Norman experimentó un súbito escalofrío. Cuando trabajaba con la FAA había estado expuesto a toda suerte de horrores. Una vez, en Chicago, en el sitio en el que se había precipitado un avión (cuyos restos estaban diseminados por todo el campo de una finca), había pisado algo esponjoso y lleno de líquido; pensó que era un sapo, pero se trataba de la mano cercenada de un niño, con la palma hacia arriba.

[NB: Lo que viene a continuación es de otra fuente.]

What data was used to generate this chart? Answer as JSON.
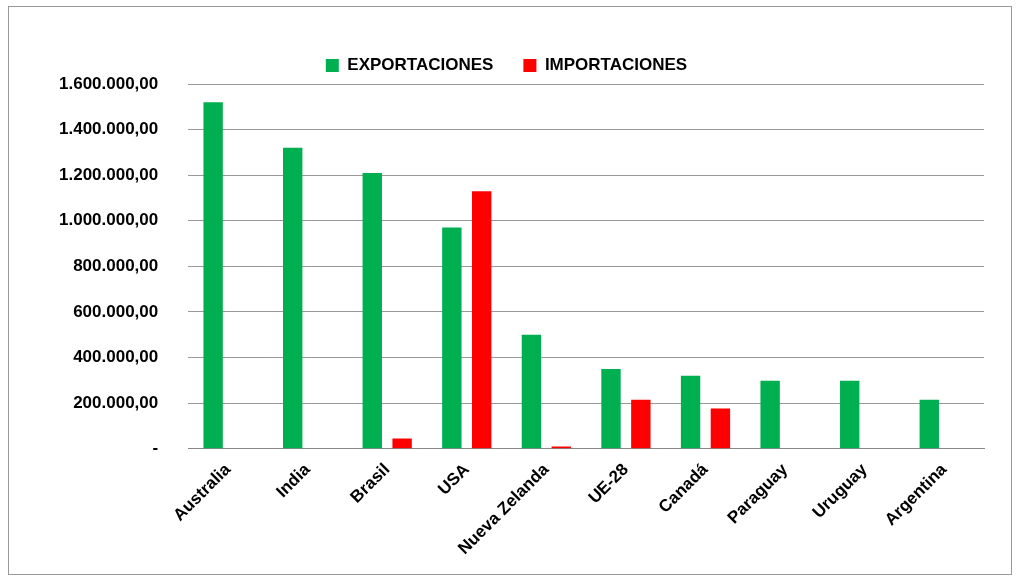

En otra ocasión, había visto el cuerpo carbonizado de un hombre, todavía unido a su asiento por el cinturón de seguridad, sólo que el asiento había sido despedido y había caído, con el respaldo deshecho, en el patio trasero de una casa suburbana, al lado de la pequeña piscina de plástico de los niños.
Y en Dallas, Norman se había quedado observando con fijeza a los investigadores técnicos que, subidos a los tejados de las casas de los suburbios, recogían partes de los cuerpos y los metían en bolsas…
Trabajar en un equipo dedicado a desastres aéreos exigía el ejercicio del más extraordinario control psicológico, para evitar ser abrumado por lo que se veía. Pero nunca existía peligro personal alguno, ningún riesgo físico. El único era el de las pesadillas.
Pero ahora, la perspectiva de descender trescientos metros bajo el océano para investigar un naufragio…
—¿Te encuentras bien? —preguntó Beth—. Estás pálido.
—No sabía que alguien estuviera hablando de ir allá abajo.
—No son más que rumores —lo tranquilizó Beth—. Descansa un poco, Norman. Creo que lo necesitas.